Here’s an axiom I always revert back to, it helps me both sleep at night and look in the mirror the next morning: “I teach nothing that I wouldn’t use personally to defend the lives of myself or my family.” Now, I know this will be perceived as a macho testosterone-filled statement but, in actuality, this also means not taking myself out of their lives and putting in jeopardy my ability to provide for them stupidly and irrationally. It means analyzing situations, both in the moment and well-before (visualization/risk analysis) so I have a plan of assessment as to what constitutes worthwhile and what simply doesn’t. (HINT: Social media doesn’t) It means not getting killed or seriously-injured nor doing the same to anyone else out of pride or ego. It means not screwing my family over with a mountain of legal bills post-incident.

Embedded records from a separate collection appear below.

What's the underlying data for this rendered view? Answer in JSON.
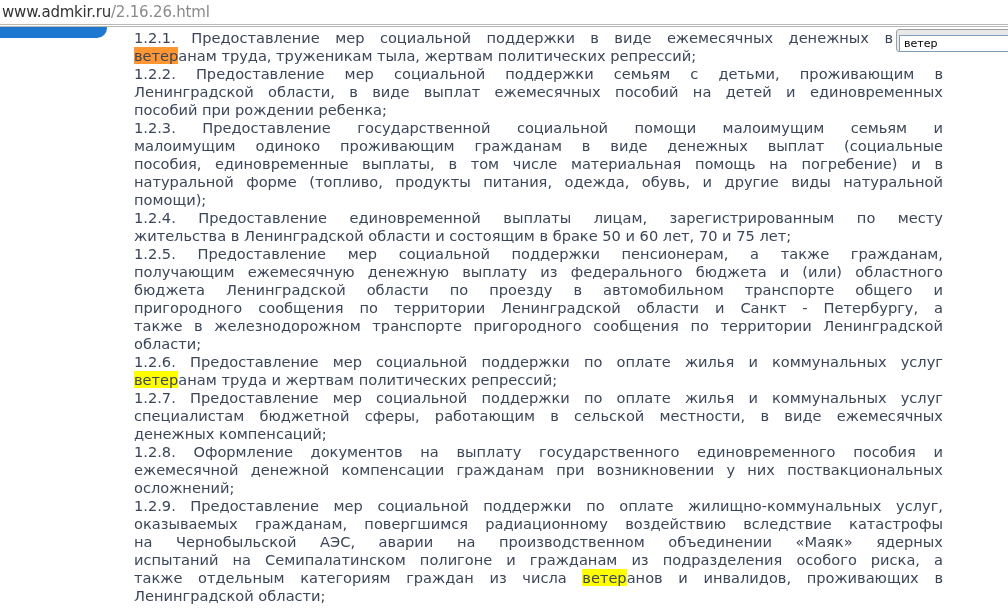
{
  "address_bar": {
    "domain": "www.admkir.ru",
    "path": "/2.16.26.html"
  },
  "find_field": {
    "value": "ветер"
  },
  "items": [
    {
      "lines": [
        "1.2.1. Предоставление мер социальной поддержки в виде ежемесячных денежных в",
        [
          {
            "text": "ветер",
            "color": "#ff9632"
          },
          {
            "text": "анам труда, труженикам тыла, жертвам политических репрессий;"
          }
        ]
      ]
    },
    {
      "lines": [
        "1.2.2. Предоставление мер социальной поддержки семьям с детьми, проживающим в",
        "Ленинградской области, в виде выплат ежемесячных пособий на детей и единовременных",
        "пособий при рождении ребенка;"
      ]
    },
    {
      "lines": [
        "1.2.3. Предоставление государственной социальной помощи малоимущим семьям и",
        "малоимущим одиноко проживающим гражданам в виде денежных выплат (социальные",
        "пособия, единовременные выплаты, в том числе материальная помощь на погребение) и в",
        "натуральной форме (топливо, продукты питания, одежда, обувь, и другие виды натуральной",
        "помощи);"
      ]
    },
    {
      "lines": [
        "1.2.4. Предоставление единовременной выплаты лицам, зарегистрированным по месту",
        "жительства в Ленинградской области и состоящим в браке 50 и 60 лет, 70 и 75 лет;"
      ]
    },
    {
      "lines": [
        "1.2.5. Предоставление мер социальной поддержки пенсионерам, а также гражданам,",
        "получающим ежемесячную денежную выплату из федерального бюджета и (или) областного",
        "бюджета Ленинградской области по проезду в автомобильном транспорте общего и",
        "пригородного сообщения по территории Ленинградской области и Санкт - Петербургу, а",
        "также в железнодорожном транспорте пригородного сообщения по территории Ленинградской",
        "области;"
      ]
    },
    {
      "lines": [
        "1.2.6. Предоставление мер социальной поддержки по оплате жилья и коммунальных услуг",
        [
          {
            "text": "ветер",
            "color": "#ffff00"
          },
          {
            "text": "анам труда и жертвам политических репрессий;"
          }
        ]
      ]
    },
    {
      "lines": [
        "1.2.7. Предоставление мер социальной поддержки по оплате жилья и коммунальных услуг",
        "специалистам бюджетной сферы, работающим в сельской местности, в виде ежемесячных",
        "денежных компенсаций;"
      ]
    },
    {
      "lines": [
        "1.2.8. Оформление документов на выплату государственного единовременного пособия и",
        "ежемесячной денежной компенсации гражданам при возникновении у них поствакциональных",
        "осложнений;"
      ]
    },
    {
      "lines": [
        "1.2.9. Предоставление мер социальной поддержки по оплате жилищно-коммунальных услуг,",
        "оказываемых гражданам, повергшимся радиационному воздействию вследствие катастрофы",
        "на Чернобыльской АЭС, аварии на производственном объединении «Маяк» ядерных",
        "испытаний на Семипалатинском полигоне и гражданам из подразделения особого риска, а",
        [
          {
            "text": "также отдельным категориям граждан из числа "
          },
          {
            "text": "ветер",
            "color": "#ffff00"
          },
          {
            "text": "анов и инвалидов, проживающих в"
          }
        ],
        "Ленинградской области;"
      ]
    }
  ]
}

And it means not making important decisions with either my lizard brain or what’s conveniently-covered by my boxers. (boxers vs. briefs will be left for a future article) Now I know most would say they want someone who’s been there/done that with regards to violence or at least pressure-testing/resistance-training, and this I agree with. (Delivering damage is different than “squaring off”, all other avenues being exhausted) But I also often ask this as well, to play devil’s advocate, which allows for some thought a little further down the rabbit hole of context on one’s experience with said violence: “Can someone who simply can’t ever seem to stay out of the shit, away from violence, teach someone else counter-violence or personal protection?” It is a fine line and there are those out there who come from both worlds but they are becoming increasingly hard to find.
Maybe this is an overreaction. Maybe not. But we run the risk of becoming redundant in the martial arts world. A caricature of ourselves. Stagnant. We walk a fine line of self-importance that quite honestly wouldn’t be tolerated in another line of work or other industries. Hammer and nail theory. Evolution is good. Healthy. Self-assessment and self-realization are the pillars of that evolution. Ego, politics, status and status quo are the destroyers. I’ve chosen not to play the game any longer. The mirror? Well, still having problems but that’s a matter of prettiness or lack thereof, not ability to look.